I have had many conversations over the last few months with firms about to take their first plunge into Agile development methodologies. Each time they ask how to map secure software development processes into an Agile framework. So I picked this Firestarter for today’s retrospective on Agile Development and Security (see the original post with comments).

I am a big fan of the Agile project development methodology, especially Agile with Scrum. I love the granularity and focus it requires. I love that at any given point in time you are working on the most important feature or function.

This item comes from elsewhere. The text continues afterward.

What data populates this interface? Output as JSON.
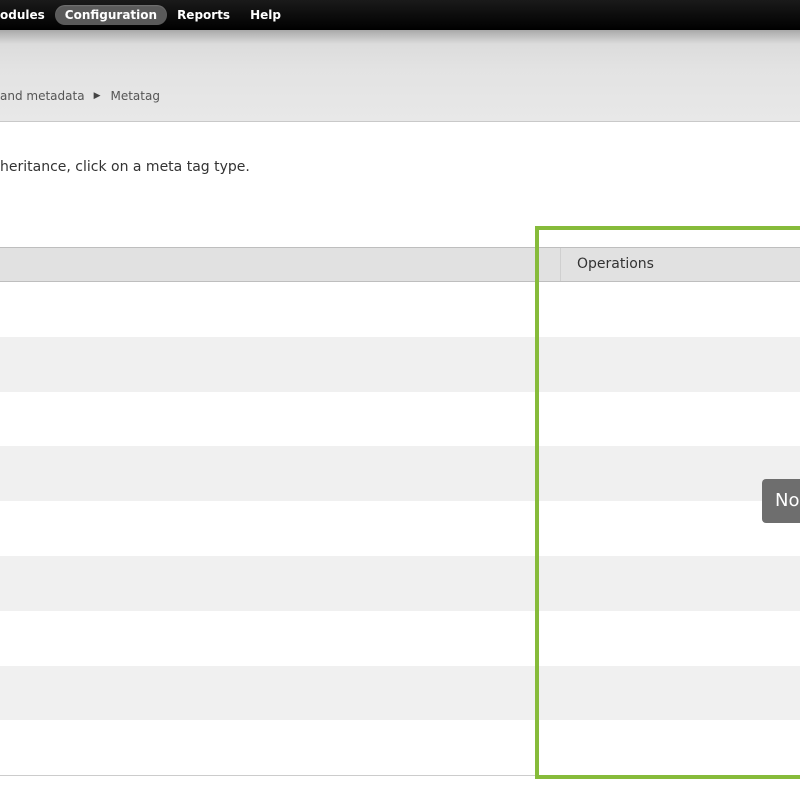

I love the derivative value of communication and subtle peer pressure that Scrum meetings produce. I love that if mistakes are made, you do not go far in the wrong direction – resulting in higher productivity and few total disasters. I think Agile is the biggest advancement in code development in the last decade because it addresses issues of complexity, scalability, focus, and bureaucratic overhead.

But it comes with one huge caveat: Agile hurts secure code development. There, I said it. Someone had to. The Agile process, and even the scrum leadership model, hamstrings development in terms of building secure products. Security is not a freakin’ task card. Logic flaws are not well-documented and discreet tasks to be assigned. Project managers (and unfortunately most ScrumMasters) learned security by skimming a “For Dummies” book at Barnes & Noble while waiting for lattes, but they are the folks making the choices as to what security should make it into iterations. Just like general IT security, we end up wrapping the Agile process in a security blanket or bolting on security after the code is complete, because the process itself is not suited to secure development.

I know several of you will be saying “Prove it! Show us a study or research evidence that supports your theory.” I can’t. I don’t have meaningful statistical data to back up my claim. But that does not mean it isn’t true, and there is ample anecdotal evidence to support what I am saying. For example:

  • The average Sprint duration of two weeks is simply too short for meaningful security testing. Fuzzing & black box testing are infeasible in the context of nightly builds or pre-release sanity checks.
  • Trust assumptions, between code modules or system functions where multiple modules process requests, cannot be fully exercised and tested within the Agile timeline. White box testing can be effective, but security assessments simply don’t fit into neat 4-8 hour windows.
  • In the same way Agile products deviate from design and architecture specifications, they deviate from systemic analysis of trust and code dependencies. It is a classic forest for the trees problem: efficiency and focus gained by skipping over big picture details necessarily come at the expense of understanding how the system and data are used as a whole.
  • Agile is great for dividing and conquering what you know, but not so great for dealing with the abstract. Secure code development is not like fixing bugs where you have a stack trace to follow. Secure code development is more about coding principles that lead to better security. In the same way Agile cannot help enforce code ‘style’, it doesn’t help with secure coding guidelines. (Secure) style verification is an advantage of peer programming and inherent to code review, but not intrinsic to Agile.
  • The person on the Scrum team with the least knowledge of security, the Product Manager, prioritizes what gets done. Project managers generally do not track security testing, and they are not incented to get security right. They are incented to get the software over the finish line. If they track bugs on the product backlog, they probably have a task card buried somewhere but do not understand the threats. Security personnel are chickens in the project, and do not gate code acceptance the way they traditionally were able in waterfall testing; they may also have limited exposure to developers.
  • The fact that major software development organizations are modifying or wrapping Agile with other frameworks to compensate provide security is evidence of the difficulties in applying security practices directly.

The forms of testing that fit Agile development are more likely to get done. If they don’t fit they are typically skipped (especially at crunch time), or they need to be scheduled outside the development cycle. It’s not just that the granular focus on tasks makes it harder to verify security at the code and system levels. It’s not just that features are the focus, or that the wrong person is making security decisions. It’s not just that the quick turnaround in code production precludes effective forms of testing for security. It’s not just that it’s hard to bucket security into discreet tasks. It is all that and more.

We are not about to see a study comparing Waterfall with Agile for security benefits. Putting together similar development teams to create similar products under two development methodologies to prove this point is infeasible. I have run Agile and Waterfall projects of similar natures in parallel, and while Agile had overwhelming advantages in a number of areas, security was not one of them. If you are moving to Agile, great – but you will need to evolve your Agile process to accommodate security.

What do you think? How have you successfully integrated secure coding practices with Agile?